Metro General Manager recommends budget that continues path of improvement
Proposes cost sharing from stakeholders to fund rebuilding, safety improvements and additional service enhancements
Metro General Manager and CEO Richard Sarles today recommended operating and capital budgets for the next fiscal year that continue the Authority’s path of improvement on safety and reliability, as well as provide more and enhanced service for rail and bus riders.
“In the last year, we have made significant improvements in safety and rebuilding our system—from replacing track and rail infrastructure, to repairing escalators and replacing buses and MetroAccess vehicles,” Sarles said. “The proposed operating and capital budgets allow us to further enhance safety, continue the rebuilding effort, and advance important service enhancements, such as increased preventive maintenance of escalators, enhanced bus corridor service and added rail rush hour service in preparation for the Silver Line.”
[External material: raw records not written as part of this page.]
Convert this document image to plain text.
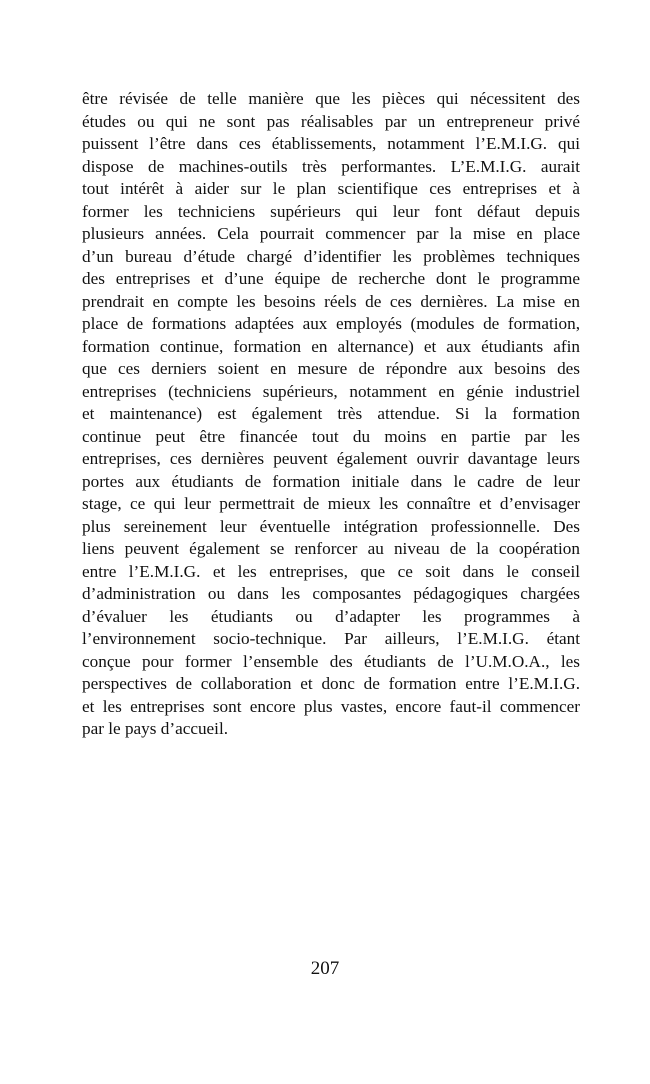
être révisée de telle manière que les pièces qui nécessitent des
études ou qui ne sont pas réalisables par un entrepreneur privé
puissent l’être dans ces établissements, notamment l’E.M.I.G. qui
dispose de machines-outils très performantes. L’E.M.I.G. aurait
tout intérêt à aider sur le plan scientifique ces entreprises et à
former les techniciens supérieurs qui leur font défaut depuis
plusieurs années. Cela pourrait commencer par la mise en place
d’un bureau d’étude chargé d’identifier les problèmes techniques
des entreprises et d’une équipe de recherche dont le programme
prendrait en compte les besoins réels de ces dernières. La mise en
place de formations adaptées aux employés (modules de formation,
formation continue, formation en alternance) et aux étudiants afin
que ces derniers soient en mesure de répondre aux besoins des
entreprises (techniciens supérieurs, notamment en génie industriel
et maintenance) est également très attendue. Si la formation
continue peut être financée tout du moins en partie par les
entreprises, ces dernières peuvent également ouvrir davantage leurs
portes aux étudiants de formation initiale dans le cadre de leur
stage, ce qui leur permettrait de mieux les connaître et d’envisager
plus sereinement leur éventuelle intégration professionnelle. Des
liens peuvent également se renforcer au niveau de la coopération
entre l’E.M.I.G. et les entreprises, que ce soit dans le conseil
d’administration ou dans les composantes pédagogiques chargées
d’évaluer les étudiants ou d’adapter les programmes à
l’environnement socio-technique. Par ailleurs, l’E.M.I.G. étant
conçue pour former l’ensemble des étudiants de l’U.M.O.A., les
perspectives de collaboration et donc de formation entre l’E.M.I.G.
et les entreprises sont encore plus vastes, encore faut-il commencer
par le pays d’accueil.
207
Under Sarles’ proposal, the Authority will also advance its fatigue management program, continue complying with National Transportation Safety Board recommendations and add police officers to enhance security.
The $1.6 billion FY2013 operating budget represents a net increase of $116 million over the prior fiscal year, and is balanced through cost sharing. This includes a proposed $53 million (eight percent) increase from the jurisdictions; SmarTrip increases of about five percent on average peak rail fares with elimination of the “peak of the peak” surcharge; reducing discounts on off-peak rail fares and a dime increase on local bus fares.
As presented today before the Board of Directors’ Finance Committee, $55 million of the increase in funding required over the current year’s budget will fund safety, security, reliability, preparation for the Silver Line and other improvement programs.
The remainder – about $61 million – supports increased expense for the existing operation, including labor-related increases of $55 million. Slightly more than half of this labor-related cost growth is due to $29 million in additional pension benefit expenses. Overall, labor represents 70 percent of the Authority’s total expense budget.
There is no new funding for wage increases in the FY2013 operating budget, as Sarles said any wage changes for employees will depend upon those same employees identifying further cost savings.
Building upon the $165 million in cost restructuring done over the last three years, the budget further reduces expenses by $5 million.
“Better is not free,” Sarles said. “And as we are playing catch up and building a better Metro that benefits all our stakeholders, we are asking everyone to contribute.”
The General Manager’s operating budget projects $66 million in new revenue from fare changes that will be the subject of public hearings in February and March. In addition to generating revenue to balance the budget, the proposed series of fare adjustments are designed to simplify the fare structure; create more user-friendly fares for out-of-town visitors and occasional riders; encourage the use of SmarTrip cards; and improve boarding time on bus for cash fares.
The proposed rail fare adjustments would:
The proposed bus fare adjustments would:
The proposal also includes a 25-cent increase in parking fees, rebalances the number of reserved parking permits, and decreases the bike locker rental fee to $120 annually. MetroAccess fares would be adjusted commensurate with rail and bus increases, with a maximum of $7.40 per trip.
Capital Budget Accelerates “Metro Forward” Rebuilding Efforts
Sarles’ proposed FY2013 capital budget accelerates efforts to rebuild Metro, with nearly a billion dollars ($997M) in investment projected in the year. Funded through contributions from the Federal Government and Metro’s Jurisdictional partners—the District of Columbia, the State of Maryland, the Commonwealth of Virginia, Arlington County, Fairfax County, and the cities of Alexandria, Fairfax and Falls Church—more than ninety percent of the capital budget goes directly to projects that improve the safety and reliability of the system. Passenger fares are not used for capital projects.
The FY2013 capital budget will advance NTSB recommendations, including signal system upgrades and replacement of Metro’s oldest railcars, the 1000-series fleet, with new 7000-series cars, as well as track and infrastructure projects and rehabilitation and replacement of escalators and elevators across the system.
“Our capital program is essential to creating a safer, more reliable Metro,” Sarles said. “We are beginning to see results, but it is important that we stay focused on the critical work that lies ahead. I want to express our appreciation for the support of our Congressional delegation, elected leaders in Maryland, Virginia and the District, and the business community for their support of our rebuilding program.”
Under its aggressive Metro Forward rebuilding effort, since FY2011, Metro has installed more than 21 miles of new rail, rehabilitated or replaced 43 escalators and three elevators, completed multiple station projects, rehabilitated 100 older buses and placed in service 116 new hybrid electric buses and 241 MetroAccess vehicles.
The next step in Metro’s budget process will be public hearings in late February. The Board of Directors is required to vote on a balanced budget in time for the start of the FY 2013 fiscal year on July 1.
News release issued at 9:43 am, January 12, 2012.